The Public Lands Leadership Act would prohibit the Department of Justice from defending Pendley in the lawsuit brought by Gov. Steve Bullock in September. In the case, a Montana federal judge ruled that Pendley had been unlawfully serving as the acting director of the BLM for over a year.
“It ensures a chap named William Perry Pendley, who has illegally occupied the head spot of BLM for the past year and a half, follows a recent court order and abandons his troubled leadership role immediately,” Tester said on Thursday. “We need to make sure the court order is obeyed so, quite frankly, he can’t do any more damage to our public lands.”
Pendley was appointed in 2019 to serve as deputy director of the BLM. He held the position for three months before becoming acting director. Pendley has served as acting director ever since, even after his official nomination to lead the agency was withdrawn earlier this month.
Bullock filed a lawsuit in July against Pendley and the BLM, along with the Department of the Interior, claiming he was violating federal statute by continuing to make key land-use decisions while lacking Senate confirmation.
According to Bullock’s suit, federal law prohibits acting directors from serving while their nomination is pending.
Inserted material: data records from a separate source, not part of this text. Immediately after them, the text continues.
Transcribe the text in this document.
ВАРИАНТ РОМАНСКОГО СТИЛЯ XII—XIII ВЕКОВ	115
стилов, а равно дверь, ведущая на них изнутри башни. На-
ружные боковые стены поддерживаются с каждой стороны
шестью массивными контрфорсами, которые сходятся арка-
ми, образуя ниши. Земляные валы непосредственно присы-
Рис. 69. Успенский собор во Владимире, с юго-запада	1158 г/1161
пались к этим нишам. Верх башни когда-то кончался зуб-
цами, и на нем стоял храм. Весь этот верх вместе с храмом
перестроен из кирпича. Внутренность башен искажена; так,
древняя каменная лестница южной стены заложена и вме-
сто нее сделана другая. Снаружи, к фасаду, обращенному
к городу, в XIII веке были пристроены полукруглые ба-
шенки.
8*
The federal judge agreed, writing that “The President cannot shelter unconstitutional ‘temporary’ appointments for the duration of a presidency … “
The same judge issued a second ruling earlier this week invalidating three land-use plan revisions in Montana approved under Pendley’s illegal tenure.
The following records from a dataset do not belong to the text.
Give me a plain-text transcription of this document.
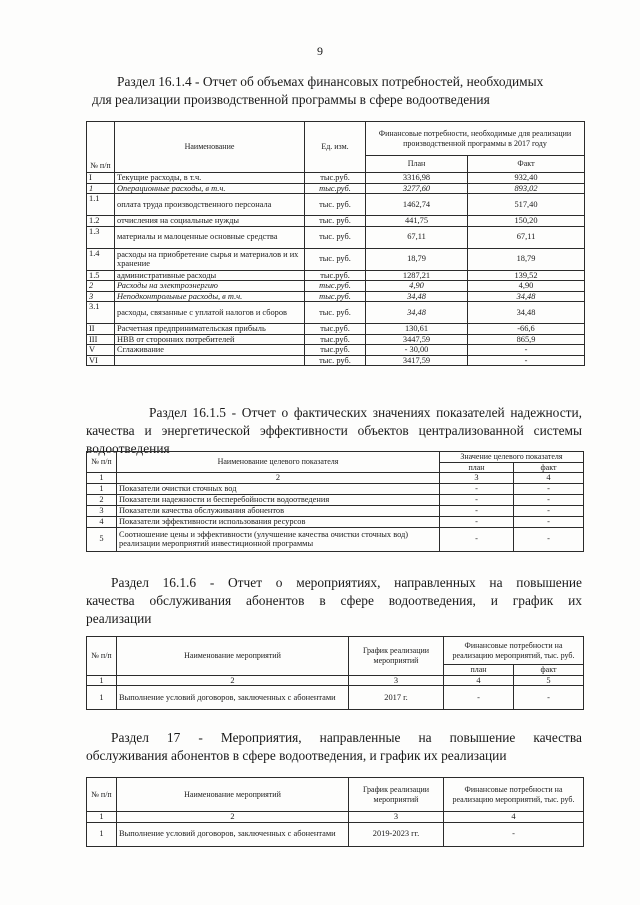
9
Раздел 16.1.4 - Отчет об объемах финансовых потребностей, необходимых
для реализации производственной программы в сфере водоотведения
№ п/п	Наименование	Ед. изм.	Финансовые потребности, необходимые для реализации производственной программы в 2017 году	
			План	Факт
I	Текущие расходы, в т.ч.	тыс.руб.	3316,98	932,40
1	Операционные расходы, в т.ч.	тыс.руб.	3277,60	893,02
1.1	оплата труда производственного персонала	тыс. руб.	1462,74	517,40
1.2	отчисления на социальные нужды	тыс. руб.	441,75	150,20
1.3	материалы и малоценные основные средства	тыс. руб.	67,11	67,11
1.4	расходы на приобретение сырья и материалов и их хранение	тыс. руб.	18,79	18,79
1.5	административные расходы	тыс.руб.	1287,21	139,52
2	Расходы на электроэнергию	тыс.руб.	4,90	4,90
3	Неподконтрольные расходы, в т.ч.	тыс.руб.	34,48	34,48
3.1	расходы, связанные с уплатой налогов и сборов	тыс. руб.	34,48	34,48
II	Расчетная предпринимательская прибыль	тыс.руб.	130,61	-66,6
III	НВВ от сторонних потребителей	тыс.руб.	3447,59	865,9
V	Сглаживание	тыс.руб.	- 30,00	-
VI		тыс. руб.	3417,59	-
Раздел 16.1.5 - Отчет о фактических значениях показателей надежности,
качества и энергетической эффективности объектов централизованной системы
водоотведения
№ п/п	Наименование целевого показателя	Значение целевого показателя	
		план	факт
1	2	3	4
1	Показатели очистки сточных вод	-	-
2	Показатели надежности и бесперебойности водоотведения	-	-
3	Показатели качества обслуживания абонентов	-	-
4	Показатели эффективности использования ресурсов	-	-
5	Соотношение цены и эффективности (улучшение качества очистки сточных вод) реализации мероприятий инвестиционной программы	-	-
Раздел 16.1.6 - Отчет о мероприятиях, направленных на повышение
качества обслуживания абонентов в сфере водоотведения, и график их
реализации
№ п/п	Наименование мероприятий	График реализации мероприятий	Финансовые потребности на реализацию мероприятий, тыс. руб.	
			план	факт
1	2	3	4	5
1	Выполнение условий договоров, заключенных с абонентами	2017 г.	-	-
Раздел 17 - Мероприятия, направленные на повышение качества
обслуживания абонентов в сфере водоотведения, и график их реализации
№ п/п	Наименование мероприятий	График реализации мероприятий	Финансовые потребности на реализацию мероприятий, тыс. руб.
1	2	3	4
1	Выполнение условий договоров, заключенных с абонентами	2019-2023 гг.	-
“Montanans have known since Day One that William Perry Pendley is nothing more than an unelected Washington bureaucrat who is willing to break the law to sell off our public lands,” Tester said. “Now he’s ignoring a court order and thumbing his nose at the Constitution.”
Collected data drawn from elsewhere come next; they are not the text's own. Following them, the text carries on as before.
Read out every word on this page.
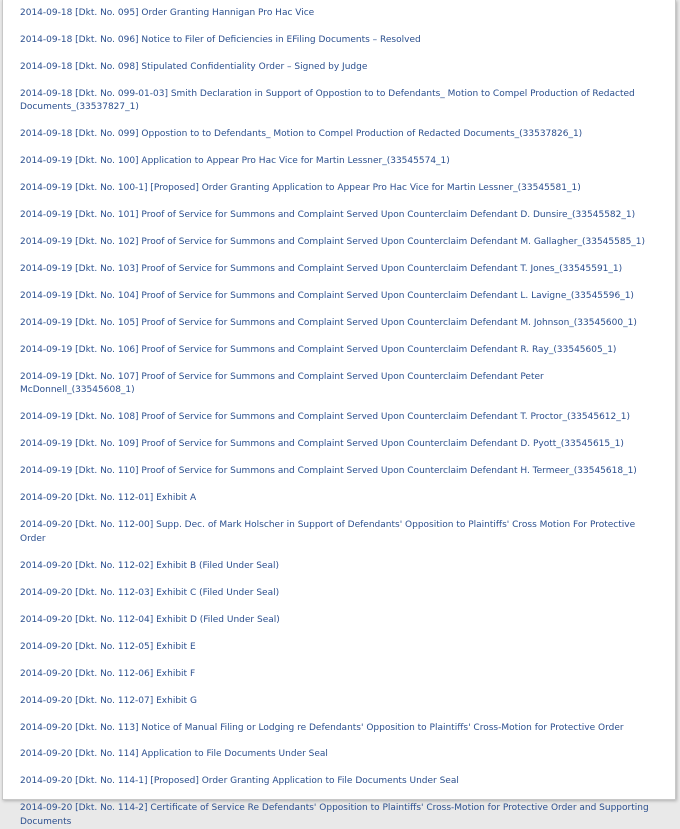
2014-09-18 [Dkt. No. 095] Order Granting Hannigan Pro Hac Vice
2014-09-18 [Dkt. No. 096] Notice to Filer of Deficiencies in EFiling Documents – Resolved
2014-09-18 [Dkt. No. 098] Stipulated Confidentiality Order – Signed by Judge
2014-09-18 [Dkt. No. 099-01-03] Smith Declaration in Support of Oppostion to to Defendants_ Motion to Compel Production of Redacted Documents_(33537827_1)
2014-09-18 [Dkt. No. 099] Oppostion to to Defendants_ Motion to Compel Production of Redacted Documents_(33537826_1)
2014-09-19 [Dkt. No. 100] Application to Appear Pro Hac Vice for Martin Lessner_(33545574_1)
2014-09-19 [Dkt. No. 100-1] [Proposed] Order Granting Application to Appear Pro Hac Vice for Martin Lessner_(33545581_1)
2014-09-19 [Dkt. No. 101] Proof of Service for Summons and Complaint Served Upon Counterclaim Defendant D. Dunsire_(33545582_1)
2014-09-19 [Dkt. No. 102] Proof of Service for Summons and Complaint Served Upon Counterclaim Defendant M. Gallagher_(33545585_1)
2014-09-19 [Dkt. No. 103] Proof of Service for Summons and Complaint Served Upon Counterclaim Defendant T. Jones_(33545591_1)
2014-09-19 [Dkt. No. 104] Proof of Service for Summons and Complaint Served Upon Counterclaim Defendant L. Lavigne_(33545596_1)
2014-09-19 [Dkt. No. 105] Proof of Service for Summons and Complaint Served Upon Counterclaim Defendant M. Johnson_(33545600_1)
2014-09-19 [Dkt. No. 106] Proof of Service for Summons and Complaint Served Upon Counterclaim Defendant R. Ray_(33545605_1)
2014-09-19 [Dkt. No. 107] Proof of Service for Summons and Complaint Served Upon Counterclaim Defendant Peter McDonnell_(33545608_1)
2014-09-19 [Dkt. No. 108] Proof of Service for Summons and Complaint Served Upon Counterclaim Defendant T. Proctor_(33545612_1)
2014-09-19 [Dkt. No. 109] Proof of Service for Summons and Complaint Served Upon Counterclaim Defendant D. Pyott_(33545615_1)
2014-09-19 [Dkt. No. 110] Proof of Service for Summons and Complaint Served Upon Counterclaim Defendant H. Termeer_(33545618_1)
2014-09-20 [Dkt. No. 112-01] Exhibit A
2014-09-20 [Dkt. No. 112-00] Supp. Dec. of Mark Holscher in Support of Defendants' Opposition to Plaintiffs' Cross Motion For Protective Order
2014-09-20 [Dkt. No. 112-02] Exhibit B (Filed Under Seal)
2014-09-20 [Dkt. No. 112-03] Exhibit C (Filed Under Seal)
2014-09-20 [Dkt. No. 112-04] Exhibit D (Filed Under Seal)
2014-09-20 [Dkt. No. 112-05] Exhibit E
2014-09-20 [Dkt. No. 112-06] Exhibit F
2014-09-20 [Dkt. No. 112-07] Exhibit G
2014-09-20 [Dkt. No. 113] Notice of Manual Filing or Lodging re Defendants' Opposition to Plaintiffs' Cross-Motion for Protective Order
2014-09-20 [Dkt. No. 114] Application to File Documents Under Seal
2014-09-20 [Dkt. No. 114-1] [Proposed] Order Granting Application to File Documents Under Seal
2014-09-20 [Dkt. No. 114-2] Certificate of Service Re Defendants' Opposition to Plaintiffs' Cross-Motion for Protective Order and Supporting Documents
Tester’s bill, which is cosponsored by several other Democrats including two from Oregon and one from Nevada, would prohibit the DOJ from defending Pendley in the suit that instructed he be removed from his role at the BLM.
Tester continued pushing his legislation on Thursday.
“Bullock’s lawsuit successful determined that Pendley’s role violated federal laws, which it did,” Tester said. “It’s an important thing because Pendley has a record of taking public lands out of public hands and that’s not the direction we need to have, especially in the state of Montana where it contributes greatly to our economy.”